"But, Roddy, how could you be so disobedient, dear? And you remember what your mother said this morning?"

"Yes, I remember; but I did not promise. If I had promised, I would not have gone."

"Well, will you promise me, darling?"

But at that he broke away from her and ran toward the house, singing,
"Just a little peep-in—just a little peep-in."

She felt more than slightly dispirited. There were three bad nights behind her, and the day had been particularly tiring. Though young and energetic, and with an extraordinary sense of love and responsibility toward these naughty, attractive children, she wondered, for a weary moment, whether she could stand the racket. The work of governessing was new to her. Any work was new to her, and governessing in Africa is as different to governessing in England (which is bad enough) as plowing cultivated land is to opening up virgin soil. But life had unexpectedly laid the burden of work upon Christine Chaine, and having put her hand to the plow, she did not mean to turn back. Only, for once, she was glad when nightfall brought the hour when she could leave her charges for a while in someone else's care.

Once the children were safely in bed, it was Meekie's task to sit beside them until Christine had dined and rested, and chose to come to bed. Meekie belonged to the kraal people, but she had white blood in her, like so many natives, and spoke very good English.

That all the men on the farm should turn up to dinner that evening did not seem to Christine so much a cause for surprise as for contempt. In her short but not too happy experience of life, she had, like a certain great American philosopher, discovered that the game of life is not always "played square" when there is a woman in it. Of course, it was comprehensible that all men liked a good dinner, especially when it was not marred by hymns and long prayers, fervent to the point of fanaticism. Equally, of course, the pretty hostess, with a charming word of welcome for everyone, was an attraction in herself. But, somehow, it sickened the clear heart of Christine Chaine to see this jubilant gathering round a dinner table that was usually deserted, and from which the host had just departed, a sick and broken man. She thought the proceedings more worthy of a lot of heartless schoolboys delighting in a master's absence than of decent, honest men.

And whatever she thought of the Hollanders and colonials, whose traditions were unknown to her, it was certain that her scorn was redoubled for the one man she knew to be of her own class and land.

Yet there he sat at the elbow of his hostess, calm and smiling, no whit removed from his usual self-contained and arrogant self. Christine gave him one long look that seemed to turn her violet eyes black; then she looked no more his way. She could not have told why she hated this action in him so bitterly. Perhaps she felt that he was worthy of higher things, but, if questioned, she would probably have laid it at the door of caste and country. All that she knew, for a poignant moment, was an intense longing to strike the smile from his lips with anything to hand—a wine-glass, a bowl, a knife.
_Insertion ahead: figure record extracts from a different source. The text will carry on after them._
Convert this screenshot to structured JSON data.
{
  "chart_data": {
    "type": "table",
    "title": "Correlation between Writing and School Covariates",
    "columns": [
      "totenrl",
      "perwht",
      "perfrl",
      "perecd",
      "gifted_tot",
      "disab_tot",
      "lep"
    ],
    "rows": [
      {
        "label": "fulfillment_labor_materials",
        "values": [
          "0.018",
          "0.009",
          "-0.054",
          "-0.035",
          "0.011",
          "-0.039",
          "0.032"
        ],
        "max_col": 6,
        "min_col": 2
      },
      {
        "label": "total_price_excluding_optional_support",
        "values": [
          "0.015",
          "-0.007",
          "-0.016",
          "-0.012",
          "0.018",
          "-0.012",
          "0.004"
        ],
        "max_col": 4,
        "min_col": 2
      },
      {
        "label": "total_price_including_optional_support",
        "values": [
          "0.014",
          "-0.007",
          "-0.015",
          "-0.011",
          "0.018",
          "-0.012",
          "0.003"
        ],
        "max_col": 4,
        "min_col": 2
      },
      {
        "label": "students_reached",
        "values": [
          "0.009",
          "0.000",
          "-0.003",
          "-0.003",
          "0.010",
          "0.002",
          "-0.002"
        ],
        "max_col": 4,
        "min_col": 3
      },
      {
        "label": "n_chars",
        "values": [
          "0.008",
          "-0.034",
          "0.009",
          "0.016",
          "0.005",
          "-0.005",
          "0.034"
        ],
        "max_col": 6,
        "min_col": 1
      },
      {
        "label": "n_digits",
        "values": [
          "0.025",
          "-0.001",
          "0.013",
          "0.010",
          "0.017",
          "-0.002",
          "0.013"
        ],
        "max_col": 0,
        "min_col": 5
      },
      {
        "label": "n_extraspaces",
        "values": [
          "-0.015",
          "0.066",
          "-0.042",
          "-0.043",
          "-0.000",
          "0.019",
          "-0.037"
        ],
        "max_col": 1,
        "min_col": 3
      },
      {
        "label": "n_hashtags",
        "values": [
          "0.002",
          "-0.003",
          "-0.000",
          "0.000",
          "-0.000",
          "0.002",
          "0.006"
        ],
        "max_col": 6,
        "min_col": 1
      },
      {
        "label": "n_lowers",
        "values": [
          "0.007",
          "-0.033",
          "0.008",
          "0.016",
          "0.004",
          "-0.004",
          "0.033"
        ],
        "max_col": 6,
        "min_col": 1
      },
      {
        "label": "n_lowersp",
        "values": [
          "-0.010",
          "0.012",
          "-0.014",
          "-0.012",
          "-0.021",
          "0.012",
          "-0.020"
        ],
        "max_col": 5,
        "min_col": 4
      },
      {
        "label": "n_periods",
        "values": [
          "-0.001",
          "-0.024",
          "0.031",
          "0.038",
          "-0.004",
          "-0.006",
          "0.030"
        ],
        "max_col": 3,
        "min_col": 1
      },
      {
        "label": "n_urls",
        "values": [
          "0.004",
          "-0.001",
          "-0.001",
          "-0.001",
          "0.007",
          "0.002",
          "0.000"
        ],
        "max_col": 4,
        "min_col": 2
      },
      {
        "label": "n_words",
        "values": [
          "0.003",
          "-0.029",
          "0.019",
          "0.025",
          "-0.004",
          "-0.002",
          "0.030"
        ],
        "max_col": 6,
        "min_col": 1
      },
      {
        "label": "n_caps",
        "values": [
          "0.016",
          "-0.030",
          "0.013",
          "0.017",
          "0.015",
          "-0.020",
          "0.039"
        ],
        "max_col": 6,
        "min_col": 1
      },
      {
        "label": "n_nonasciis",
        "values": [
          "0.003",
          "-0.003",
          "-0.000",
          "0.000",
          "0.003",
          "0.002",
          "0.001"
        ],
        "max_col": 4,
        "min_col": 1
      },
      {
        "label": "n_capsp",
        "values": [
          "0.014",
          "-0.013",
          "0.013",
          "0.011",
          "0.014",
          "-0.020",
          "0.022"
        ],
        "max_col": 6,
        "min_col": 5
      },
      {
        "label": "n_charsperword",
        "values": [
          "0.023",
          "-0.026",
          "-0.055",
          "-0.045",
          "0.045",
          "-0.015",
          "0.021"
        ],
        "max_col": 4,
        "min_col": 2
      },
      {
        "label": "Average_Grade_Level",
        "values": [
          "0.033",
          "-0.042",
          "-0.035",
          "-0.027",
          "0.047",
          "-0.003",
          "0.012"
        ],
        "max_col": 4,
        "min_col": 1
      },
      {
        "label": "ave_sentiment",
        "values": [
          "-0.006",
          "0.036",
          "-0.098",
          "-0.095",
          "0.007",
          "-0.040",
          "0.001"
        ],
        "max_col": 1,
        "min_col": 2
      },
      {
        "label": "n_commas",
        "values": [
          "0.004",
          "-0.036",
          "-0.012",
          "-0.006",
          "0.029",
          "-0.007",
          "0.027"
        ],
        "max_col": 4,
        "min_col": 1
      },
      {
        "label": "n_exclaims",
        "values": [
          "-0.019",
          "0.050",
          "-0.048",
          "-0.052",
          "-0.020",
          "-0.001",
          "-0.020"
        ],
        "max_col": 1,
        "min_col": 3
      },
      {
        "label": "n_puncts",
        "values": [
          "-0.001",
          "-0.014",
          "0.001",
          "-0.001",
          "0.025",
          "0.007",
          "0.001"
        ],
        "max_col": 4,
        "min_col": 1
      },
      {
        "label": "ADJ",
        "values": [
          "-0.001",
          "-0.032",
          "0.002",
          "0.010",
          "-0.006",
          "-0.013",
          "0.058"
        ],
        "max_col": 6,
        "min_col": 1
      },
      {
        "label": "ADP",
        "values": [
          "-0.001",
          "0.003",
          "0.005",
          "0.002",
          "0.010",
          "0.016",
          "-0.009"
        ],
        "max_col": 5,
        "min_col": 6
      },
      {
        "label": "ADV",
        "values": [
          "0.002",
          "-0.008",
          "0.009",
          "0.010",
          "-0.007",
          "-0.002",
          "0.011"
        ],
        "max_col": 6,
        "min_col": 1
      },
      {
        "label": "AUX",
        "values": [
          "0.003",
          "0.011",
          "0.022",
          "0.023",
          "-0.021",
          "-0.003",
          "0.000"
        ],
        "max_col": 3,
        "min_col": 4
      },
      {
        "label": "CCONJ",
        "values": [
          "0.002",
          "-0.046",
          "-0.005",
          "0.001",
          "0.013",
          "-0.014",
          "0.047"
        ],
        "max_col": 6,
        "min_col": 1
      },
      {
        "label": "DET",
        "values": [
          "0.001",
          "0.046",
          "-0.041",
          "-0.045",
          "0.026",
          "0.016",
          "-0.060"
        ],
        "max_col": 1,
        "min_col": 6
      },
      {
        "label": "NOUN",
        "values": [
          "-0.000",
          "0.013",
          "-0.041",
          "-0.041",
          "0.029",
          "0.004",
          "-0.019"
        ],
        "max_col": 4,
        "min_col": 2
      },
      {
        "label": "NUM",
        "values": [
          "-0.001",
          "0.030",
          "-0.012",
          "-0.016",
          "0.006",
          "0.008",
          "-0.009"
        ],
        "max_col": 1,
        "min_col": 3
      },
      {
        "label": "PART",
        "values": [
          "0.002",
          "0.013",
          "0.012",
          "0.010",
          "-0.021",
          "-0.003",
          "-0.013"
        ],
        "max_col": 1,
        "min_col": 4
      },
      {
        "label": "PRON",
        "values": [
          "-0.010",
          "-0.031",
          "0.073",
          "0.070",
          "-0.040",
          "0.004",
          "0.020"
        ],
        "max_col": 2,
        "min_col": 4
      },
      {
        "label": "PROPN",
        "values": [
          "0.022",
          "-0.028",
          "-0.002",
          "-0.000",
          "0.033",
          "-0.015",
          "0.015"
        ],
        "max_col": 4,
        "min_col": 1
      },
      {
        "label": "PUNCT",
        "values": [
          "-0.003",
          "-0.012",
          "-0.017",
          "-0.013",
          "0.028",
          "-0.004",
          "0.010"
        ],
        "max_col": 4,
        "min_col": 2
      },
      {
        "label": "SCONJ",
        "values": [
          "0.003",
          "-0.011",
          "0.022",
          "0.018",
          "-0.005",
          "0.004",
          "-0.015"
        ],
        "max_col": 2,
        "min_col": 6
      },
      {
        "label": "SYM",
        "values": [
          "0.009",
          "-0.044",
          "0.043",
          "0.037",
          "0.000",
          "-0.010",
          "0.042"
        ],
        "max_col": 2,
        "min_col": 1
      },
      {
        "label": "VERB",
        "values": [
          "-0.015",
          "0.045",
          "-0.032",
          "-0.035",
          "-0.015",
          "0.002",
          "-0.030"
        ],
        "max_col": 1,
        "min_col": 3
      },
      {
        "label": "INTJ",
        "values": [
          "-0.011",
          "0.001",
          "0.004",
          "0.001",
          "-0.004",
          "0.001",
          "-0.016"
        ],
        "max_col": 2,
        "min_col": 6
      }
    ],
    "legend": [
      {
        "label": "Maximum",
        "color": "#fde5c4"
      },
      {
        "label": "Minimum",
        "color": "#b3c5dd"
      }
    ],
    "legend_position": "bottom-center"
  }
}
Mercifully, the moment passed, and all that most of them saw was a young girl who had come late to dinner—a girl with a rather radiant skin, purply black hair that branched away from her face as though with a life of its own, and violet eyes that, after one swordlike glance all round, were hidden under a line of heavy lashes. The black-velvet dinner gown she wore, simple to austerity, had just a faint rim of tulle at the edges against her skin. Only an artist or connoisseur would have observed the milkiness of that skin and the perfect lines under the sombre velvet. Small wonder that most eyes turned to the lady who tonight took the place of ceremony at the table, and who, as always, was arrayed in the delicate laces and pinkish tints that seemed to call to notice the gold of the hair, the rose of her cheek, and the golden-brown shadows of her eyes.